Using CAT scans, Idaho State University researchers have made 3D virtual reconstructions of the jaws of the ancient spiral-toothed fish Helicoprion.
This 270-million-year-old fish has until now been something of a mystery: its skeletal system was made of cartilage, which doesn't preserve well. Generally, the only part to survive is the creature's bizarre teeth, which look similar to a spiral saw blade.
"New CT scans of a unique specimen from Idaho show the spiral of teeth within the jaws of the animal, giving new information on what the animal looked like, how it ate," says ISU associate professor of geosciences Leif Tapanila.
"We were able to answer where the set of teeth fit in the animal. They fit in the back of the mouth, right next to the back joint of the jaw. We were able to refute that it might have been located at the front of the jaw."
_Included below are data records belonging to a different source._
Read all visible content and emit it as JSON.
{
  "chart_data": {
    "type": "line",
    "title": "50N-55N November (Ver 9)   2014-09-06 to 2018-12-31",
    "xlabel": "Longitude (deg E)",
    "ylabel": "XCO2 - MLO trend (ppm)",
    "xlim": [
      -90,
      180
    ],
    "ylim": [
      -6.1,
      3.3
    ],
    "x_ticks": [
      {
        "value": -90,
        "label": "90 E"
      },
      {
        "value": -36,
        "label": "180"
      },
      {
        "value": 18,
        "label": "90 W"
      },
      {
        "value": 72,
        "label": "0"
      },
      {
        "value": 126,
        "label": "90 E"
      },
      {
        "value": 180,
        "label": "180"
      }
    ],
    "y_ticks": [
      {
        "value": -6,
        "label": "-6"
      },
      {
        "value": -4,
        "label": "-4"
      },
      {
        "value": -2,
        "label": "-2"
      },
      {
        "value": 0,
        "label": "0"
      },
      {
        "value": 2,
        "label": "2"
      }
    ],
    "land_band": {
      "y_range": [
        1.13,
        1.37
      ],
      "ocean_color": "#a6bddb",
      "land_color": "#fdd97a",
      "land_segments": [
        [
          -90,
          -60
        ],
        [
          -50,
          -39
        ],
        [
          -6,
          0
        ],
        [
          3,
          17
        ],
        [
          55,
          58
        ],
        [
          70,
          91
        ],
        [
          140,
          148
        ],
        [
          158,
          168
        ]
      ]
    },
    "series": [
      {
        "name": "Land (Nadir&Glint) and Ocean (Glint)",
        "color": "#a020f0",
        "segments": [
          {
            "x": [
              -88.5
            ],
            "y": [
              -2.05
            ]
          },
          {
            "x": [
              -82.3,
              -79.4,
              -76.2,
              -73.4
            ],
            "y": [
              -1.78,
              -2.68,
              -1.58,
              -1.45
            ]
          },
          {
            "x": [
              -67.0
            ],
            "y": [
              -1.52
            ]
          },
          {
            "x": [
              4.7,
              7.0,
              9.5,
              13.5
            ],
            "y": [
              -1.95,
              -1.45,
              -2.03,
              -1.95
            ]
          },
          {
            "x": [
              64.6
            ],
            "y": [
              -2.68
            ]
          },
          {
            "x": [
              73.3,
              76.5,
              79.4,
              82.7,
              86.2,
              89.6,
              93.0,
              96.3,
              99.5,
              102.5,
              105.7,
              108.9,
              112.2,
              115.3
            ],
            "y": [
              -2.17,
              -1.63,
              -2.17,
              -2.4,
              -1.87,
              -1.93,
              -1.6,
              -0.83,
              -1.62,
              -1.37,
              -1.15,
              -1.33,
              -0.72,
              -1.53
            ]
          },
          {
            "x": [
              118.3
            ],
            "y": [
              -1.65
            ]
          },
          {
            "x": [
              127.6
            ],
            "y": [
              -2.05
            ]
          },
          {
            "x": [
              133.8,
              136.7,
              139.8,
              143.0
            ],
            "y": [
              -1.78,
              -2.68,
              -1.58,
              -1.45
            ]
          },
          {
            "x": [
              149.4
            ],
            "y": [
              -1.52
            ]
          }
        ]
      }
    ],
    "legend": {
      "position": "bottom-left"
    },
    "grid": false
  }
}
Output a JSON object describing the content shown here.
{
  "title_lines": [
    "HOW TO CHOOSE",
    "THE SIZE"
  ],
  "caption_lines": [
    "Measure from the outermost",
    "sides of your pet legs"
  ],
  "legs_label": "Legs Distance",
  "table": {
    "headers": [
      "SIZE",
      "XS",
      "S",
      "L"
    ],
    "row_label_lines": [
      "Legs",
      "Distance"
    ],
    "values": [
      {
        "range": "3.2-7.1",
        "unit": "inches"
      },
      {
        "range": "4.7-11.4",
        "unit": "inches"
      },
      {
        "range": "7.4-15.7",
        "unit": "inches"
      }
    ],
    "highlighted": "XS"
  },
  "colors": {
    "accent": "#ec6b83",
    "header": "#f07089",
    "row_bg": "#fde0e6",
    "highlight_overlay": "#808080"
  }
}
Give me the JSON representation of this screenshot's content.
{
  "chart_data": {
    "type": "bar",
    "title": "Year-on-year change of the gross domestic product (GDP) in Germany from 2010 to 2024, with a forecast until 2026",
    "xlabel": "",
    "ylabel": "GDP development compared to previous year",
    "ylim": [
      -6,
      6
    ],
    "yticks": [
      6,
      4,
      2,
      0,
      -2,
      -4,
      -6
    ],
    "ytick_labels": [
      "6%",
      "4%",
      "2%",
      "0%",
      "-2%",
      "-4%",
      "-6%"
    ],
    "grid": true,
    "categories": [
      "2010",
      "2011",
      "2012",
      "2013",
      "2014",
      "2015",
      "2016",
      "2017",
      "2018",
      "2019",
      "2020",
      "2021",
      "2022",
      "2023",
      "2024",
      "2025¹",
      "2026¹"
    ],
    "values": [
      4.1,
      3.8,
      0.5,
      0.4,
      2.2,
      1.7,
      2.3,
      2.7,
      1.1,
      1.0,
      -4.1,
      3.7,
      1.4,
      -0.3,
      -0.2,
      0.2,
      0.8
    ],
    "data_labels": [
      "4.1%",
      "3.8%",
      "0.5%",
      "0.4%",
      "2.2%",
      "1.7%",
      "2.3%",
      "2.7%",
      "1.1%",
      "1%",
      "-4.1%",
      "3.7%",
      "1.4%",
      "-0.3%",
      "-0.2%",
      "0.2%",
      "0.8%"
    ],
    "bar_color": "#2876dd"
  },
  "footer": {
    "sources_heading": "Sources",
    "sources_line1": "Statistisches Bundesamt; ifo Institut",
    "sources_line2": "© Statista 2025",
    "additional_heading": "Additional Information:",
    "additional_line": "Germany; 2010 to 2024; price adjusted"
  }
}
These teeth were saw-like, with the jaw creating a rolling-back and slicing mechanism. Helicoprion probably ate soft-tissued prey such as squid, rather than creatures with hard shells.
The team's also established was that the fish, previously presumed to be a shark, is actually more closely related to the ratfish. Both are fish whose skeleton is based on cartilage rather than bone.
"It was always assumed that the Helicoprion was a shark, but it is more closely related to ratfish, a Holocephalan," says Tapanila. "The main thing it has in common with sharks is the structure of its teeth, everything else is Holocephalan."
The scans have also helped the researchers reconstruct the rest of the creature. Based on the 3D virtual reconstruction of its jaw, they've concluded that this particular specimen was around 13 feet long; it probably grew as large as 25 feet.